Section 5 was enacted because Congress concluded that prior anti-discrimination laws were not strong enough to overcome the resistance of state and local officials determined to deny African Americans the ability to exercise the right to vote.  Those officials were concentrated in the South.  All too often, they would play games with the Justice Department, adopting new discriminatory voting schemes as soon as old ones were challenged. 

Section 5 put an end to the game playing.  It requires jurisdictions with a history of egregious voter discrimination – jurisdictions like Alabama – to submit proposed voting changes to the Justice Department or a federal court for review before the changes can be implemented.  Section 5 does not prohibit voting changes.  It simply provides protections against changes that are discriminatory.  Section 5 does not require covered jurisdictions to forever submit proposed changes to the Justice Department.  Those with a ten-year clean bill of health can avail themselves of the “bailout” provisions and remove themselves from Section 5’s coverage.

The issue, then, of whether Section 5 has run its course turns on the question of whether jurisdictions with ugly histories of voter discrimination that are not prepared to prove that they have clean records in recent years – jurisdictions like Alabama – are now just as trustworthy as those without similar histories.  The answer, I’m afraid, is that they’re not.

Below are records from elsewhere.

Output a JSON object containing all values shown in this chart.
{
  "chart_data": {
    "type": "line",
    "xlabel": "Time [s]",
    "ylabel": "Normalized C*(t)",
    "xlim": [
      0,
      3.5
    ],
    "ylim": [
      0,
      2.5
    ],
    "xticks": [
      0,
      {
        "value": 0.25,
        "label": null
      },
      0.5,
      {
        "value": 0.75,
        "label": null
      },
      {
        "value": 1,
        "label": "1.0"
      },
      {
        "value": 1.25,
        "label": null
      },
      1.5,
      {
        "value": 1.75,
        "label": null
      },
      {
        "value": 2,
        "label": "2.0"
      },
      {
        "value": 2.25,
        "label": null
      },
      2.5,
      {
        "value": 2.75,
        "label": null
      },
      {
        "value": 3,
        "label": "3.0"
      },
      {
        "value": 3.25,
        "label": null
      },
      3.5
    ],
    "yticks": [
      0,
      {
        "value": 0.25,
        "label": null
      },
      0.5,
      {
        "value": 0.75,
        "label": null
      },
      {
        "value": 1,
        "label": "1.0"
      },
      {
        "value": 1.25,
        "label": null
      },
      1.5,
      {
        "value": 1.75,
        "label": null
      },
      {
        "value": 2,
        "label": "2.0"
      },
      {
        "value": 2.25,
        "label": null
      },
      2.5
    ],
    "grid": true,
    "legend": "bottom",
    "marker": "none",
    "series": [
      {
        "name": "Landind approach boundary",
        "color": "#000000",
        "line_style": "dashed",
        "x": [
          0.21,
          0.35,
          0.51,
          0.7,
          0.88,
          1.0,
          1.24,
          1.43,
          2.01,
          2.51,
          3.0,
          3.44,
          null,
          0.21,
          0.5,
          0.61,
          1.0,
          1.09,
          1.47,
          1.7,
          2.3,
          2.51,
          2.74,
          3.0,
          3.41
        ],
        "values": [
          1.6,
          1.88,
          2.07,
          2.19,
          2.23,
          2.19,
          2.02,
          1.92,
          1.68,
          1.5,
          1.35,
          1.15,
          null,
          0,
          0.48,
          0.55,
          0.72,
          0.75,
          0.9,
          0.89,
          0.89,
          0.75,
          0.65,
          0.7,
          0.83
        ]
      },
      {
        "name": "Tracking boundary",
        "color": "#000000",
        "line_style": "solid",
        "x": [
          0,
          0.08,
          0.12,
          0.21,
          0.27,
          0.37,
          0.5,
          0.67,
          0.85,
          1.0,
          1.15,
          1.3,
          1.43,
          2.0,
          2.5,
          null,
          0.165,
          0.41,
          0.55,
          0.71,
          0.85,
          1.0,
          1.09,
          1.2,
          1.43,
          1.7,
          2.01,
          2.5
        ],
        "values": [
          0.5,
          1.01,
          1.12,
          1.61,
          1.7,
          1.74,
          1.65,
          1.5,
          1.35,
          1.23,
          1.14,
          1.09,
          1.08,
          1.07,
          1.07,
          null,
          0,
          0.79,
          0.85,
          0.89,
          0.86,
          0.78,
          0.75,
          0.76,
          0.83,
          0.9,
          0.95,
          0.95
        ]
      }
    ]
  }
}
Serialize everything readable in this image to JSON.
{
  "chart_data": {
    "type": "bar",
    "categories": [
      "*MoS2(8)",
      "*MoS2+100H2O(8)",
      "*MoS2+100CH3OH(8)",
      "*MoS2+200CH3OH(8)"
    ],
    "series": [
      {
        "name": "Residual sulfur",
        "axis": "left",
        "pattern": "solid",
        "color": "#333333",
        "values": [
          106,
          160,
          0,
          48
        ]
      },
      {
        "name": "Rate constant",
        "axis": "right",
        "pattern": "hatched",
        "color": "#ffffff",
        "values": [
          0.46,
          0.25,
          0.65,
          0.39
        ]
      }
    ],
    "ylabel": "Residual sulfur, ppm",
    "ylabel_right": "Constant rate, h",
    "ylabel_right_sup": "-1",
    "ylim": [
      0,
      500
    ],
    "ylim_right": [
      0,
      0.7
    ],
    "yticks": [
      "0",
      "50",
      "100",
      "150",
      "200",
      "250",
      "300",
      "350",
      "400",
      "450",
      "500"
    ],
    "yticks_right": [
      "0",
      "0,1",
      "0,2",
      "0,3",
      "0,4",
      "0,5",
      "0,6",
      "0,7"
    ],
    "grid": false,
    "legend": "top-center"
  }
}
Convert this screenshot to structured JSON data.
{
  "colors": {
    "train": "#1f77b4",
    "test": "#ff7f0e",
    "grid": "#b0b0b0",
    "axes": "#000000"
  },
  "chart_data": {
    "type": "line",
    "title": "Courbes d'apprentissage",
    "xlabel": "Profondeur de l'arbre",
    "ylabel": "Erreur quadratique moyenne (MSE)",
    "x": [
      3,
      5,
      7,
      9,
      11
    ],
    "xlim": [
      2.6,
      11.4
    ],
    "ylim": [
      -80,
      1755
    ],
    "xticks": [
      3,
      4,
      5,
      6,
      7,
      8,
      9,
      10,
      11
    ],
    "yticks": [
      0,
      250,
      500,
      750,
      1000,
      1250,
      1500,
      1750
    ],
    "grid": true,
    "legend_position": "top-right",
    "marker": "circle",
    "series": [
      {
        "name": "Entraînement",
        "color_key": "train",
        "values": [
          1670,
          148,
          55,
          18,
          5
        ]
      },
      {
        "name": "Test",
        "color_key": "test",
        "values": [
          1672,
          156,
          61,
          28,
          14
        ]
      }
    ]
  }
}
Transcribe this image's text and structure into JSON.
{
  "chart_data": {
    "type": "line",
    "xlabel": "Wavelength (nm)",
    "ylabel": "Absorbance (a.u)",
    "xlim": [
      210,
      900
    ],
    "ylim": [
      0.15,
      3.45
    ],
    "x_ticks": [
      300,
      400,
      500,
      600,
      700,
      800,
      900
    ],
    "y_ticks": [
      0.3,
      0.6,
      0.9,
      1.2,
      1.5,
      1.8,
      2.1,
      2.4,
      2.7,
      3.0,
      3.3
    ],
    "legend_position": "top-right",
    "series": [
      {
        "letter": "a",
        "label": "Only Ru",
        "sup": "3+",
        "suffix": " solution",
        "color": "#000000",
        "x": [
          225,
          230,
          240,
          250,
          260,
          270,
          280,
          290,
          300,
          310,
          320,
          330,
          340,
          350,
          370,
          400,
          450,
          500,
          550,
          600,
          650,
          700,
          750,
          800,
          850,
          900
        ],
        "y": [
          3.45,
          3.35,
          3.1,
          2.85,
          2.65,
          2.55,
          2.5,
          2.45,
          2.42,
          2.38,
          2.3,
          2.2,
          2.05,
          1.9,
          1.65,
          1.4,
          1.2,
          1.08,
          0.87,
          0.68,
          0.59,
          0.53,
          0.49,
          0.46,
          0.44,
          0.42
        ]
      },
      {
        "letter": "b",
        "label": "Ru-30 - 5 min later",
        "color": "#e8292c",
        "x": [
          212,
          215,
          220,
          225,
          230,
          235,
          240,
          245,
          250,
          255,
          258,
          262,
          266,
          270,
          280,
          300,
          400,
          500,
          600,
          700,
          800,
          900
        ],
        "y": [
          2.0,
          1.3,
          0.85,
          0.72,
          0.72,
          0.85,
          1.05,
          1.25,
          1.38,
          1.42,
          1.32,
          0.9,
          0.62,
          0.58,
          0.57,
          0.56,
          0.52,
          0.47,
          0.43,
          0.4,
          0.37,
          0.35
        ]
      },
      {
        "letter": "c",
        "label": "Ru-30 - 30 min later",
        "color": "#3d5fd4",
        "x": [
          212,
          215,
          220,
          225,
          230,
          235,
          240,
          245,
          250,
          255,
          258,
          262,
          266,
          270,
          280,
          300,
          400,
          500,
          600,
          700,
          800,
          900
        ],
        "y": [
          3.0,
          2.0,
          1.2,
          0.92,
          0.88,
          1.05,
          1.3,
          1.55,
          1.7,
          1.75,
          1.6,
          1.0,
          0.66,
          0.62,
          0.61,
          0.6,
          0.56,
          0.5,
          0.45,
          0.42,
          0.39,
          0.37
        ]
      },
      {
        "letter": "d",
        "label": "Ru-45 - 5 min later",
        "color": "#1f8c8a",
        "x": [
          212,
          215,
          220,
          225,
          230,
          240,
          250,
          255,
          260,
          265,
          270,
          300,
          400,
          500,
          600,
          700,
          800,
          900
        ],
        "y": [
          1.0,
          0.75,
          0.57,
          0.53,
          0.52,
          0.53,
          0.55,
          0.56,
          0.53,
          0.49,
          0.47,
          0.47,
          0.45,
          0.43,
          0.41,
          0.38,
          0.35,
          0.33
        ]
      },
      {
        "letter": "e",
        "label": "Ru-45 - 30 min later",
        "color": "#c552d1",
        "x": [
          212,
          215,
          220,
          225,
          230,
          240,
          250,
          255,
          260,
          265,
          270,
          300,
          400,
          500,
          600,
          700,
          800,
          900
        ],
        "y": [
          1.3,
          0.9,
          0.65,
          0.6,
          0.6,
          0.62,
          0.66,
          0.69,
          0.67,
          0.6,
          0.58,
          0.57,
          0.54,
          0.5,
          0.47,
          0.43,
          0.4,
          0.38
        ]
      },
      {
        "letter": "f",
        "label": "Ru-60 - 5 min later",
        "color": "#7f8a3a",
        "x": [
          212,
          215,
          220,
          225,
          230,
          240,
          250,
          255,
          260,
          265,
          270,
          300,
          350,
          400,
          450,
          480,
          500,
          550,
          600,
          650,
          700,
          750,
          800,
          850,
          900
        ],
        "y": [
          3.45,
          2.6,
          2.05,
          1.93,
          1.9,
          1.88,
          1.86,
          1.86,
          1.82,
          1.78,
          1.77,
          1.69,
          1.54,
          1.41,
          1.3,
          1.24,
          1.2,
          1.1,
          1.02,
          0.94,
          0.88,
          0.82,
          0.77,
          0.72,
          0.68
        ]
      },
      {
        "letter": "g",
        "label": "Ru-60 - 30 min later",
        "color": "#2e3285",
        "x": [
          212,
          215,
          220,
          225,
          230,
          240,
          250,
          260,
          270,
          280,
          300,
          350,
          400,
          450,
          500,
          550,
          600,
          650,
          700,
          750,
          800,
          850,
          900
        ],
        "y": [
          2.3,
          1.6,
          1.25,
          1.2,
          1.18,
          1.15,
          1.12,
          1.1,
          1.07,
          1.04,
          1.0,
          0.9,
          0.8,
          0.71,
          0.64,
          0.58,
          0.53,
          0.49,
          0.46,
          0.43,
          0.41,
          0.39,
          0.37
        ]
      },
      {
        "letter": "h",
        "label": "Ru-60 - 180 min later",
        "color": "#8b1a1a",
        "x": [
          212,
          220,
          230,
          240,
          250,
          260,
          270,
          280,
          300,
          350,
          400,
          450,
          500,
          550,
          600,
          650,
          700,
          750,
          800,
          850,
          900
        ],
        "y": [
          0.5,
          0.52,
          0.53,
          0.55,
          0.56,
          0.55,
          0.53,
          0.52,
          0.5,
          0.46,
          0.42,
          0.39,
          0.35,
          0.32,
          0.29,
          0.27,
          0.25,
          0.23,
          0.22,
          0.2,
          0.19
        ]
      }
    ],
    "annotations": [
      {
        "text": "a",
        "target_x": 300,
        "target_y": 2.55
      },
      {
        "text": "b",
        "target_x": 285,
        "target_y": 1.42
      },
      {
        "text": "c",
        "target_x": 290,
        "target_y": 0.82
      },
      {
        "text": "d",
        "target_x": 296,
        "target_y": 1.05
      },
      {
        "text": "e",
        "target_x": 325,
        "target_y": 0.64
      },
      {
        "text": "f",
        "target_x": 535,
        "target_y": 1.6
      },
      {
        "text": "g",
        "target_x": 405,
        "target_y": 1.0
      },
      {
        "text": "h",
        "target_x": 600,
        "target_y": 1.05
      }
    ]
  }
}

The stark degree of racially polarized voting in the South gives me much pause.  In the last presidential election, a healthy 40 percent of the white voting public crossed the racial divide and voted for a black president. In the Southern states covered by Section 5, the figure was much lower.  In my home state of Alabama, for example, the figure was a paltry 15%.  In Mississippi, the figure was even lower – 10%.  Something in the South is different.

The racial polarization in the presidential election was not unusual for my home state.  In the history of voting in Alabama, not a single black candidate has been able to defeat a white incumbent or win an open seat in a statewide race.  In majority white local jurisdictions, black political success is still rare.  Today, for example, not a single black sheriff or probate judge serves in a predominantly white Alabama county.  As a result of the high degree of white racial bloc voting, black office holders in Alabama are confined almost exclusively to minority districts created as a result of lawsuits like the one I filed in 1970 to ensure that black voters are not completely subsumed by majority white districts hostile to their interests.

The fact that voting is racially polarized does not mean that only racists can win elections in Alabama.  My state has seen many progressive white office holders over the years.  But, in a democracy, elected officials tend, over time, to be responsive to the interests of the electorate.  And in the state of Alabama, the electorate is still highly polarized along racial lines.  That polarization distorts the political process in ways that retard the growth of multiracial coalitions and give the majority the ability to dominate the minority. Given Alabama’s racial history and its reality of racially polarized voting today, the potential for electoral game playing still exists.  It’s that potential that Section 5 was designed to address.

On March 25, 1965, forty-eight years ago today, I was at the Alabama Capitol at the end of the great Selma-to-Montgomery voting rights march.  As I listened to Dr. King speak less than a few steps from the spot where Jefferson Davis took the oath as president of the Confederacy, I was filled with great hope that one day my state would put its past behind it and enter a new era of multiracial brotherhood.  Dr. King said it would not be long.  I still have hope.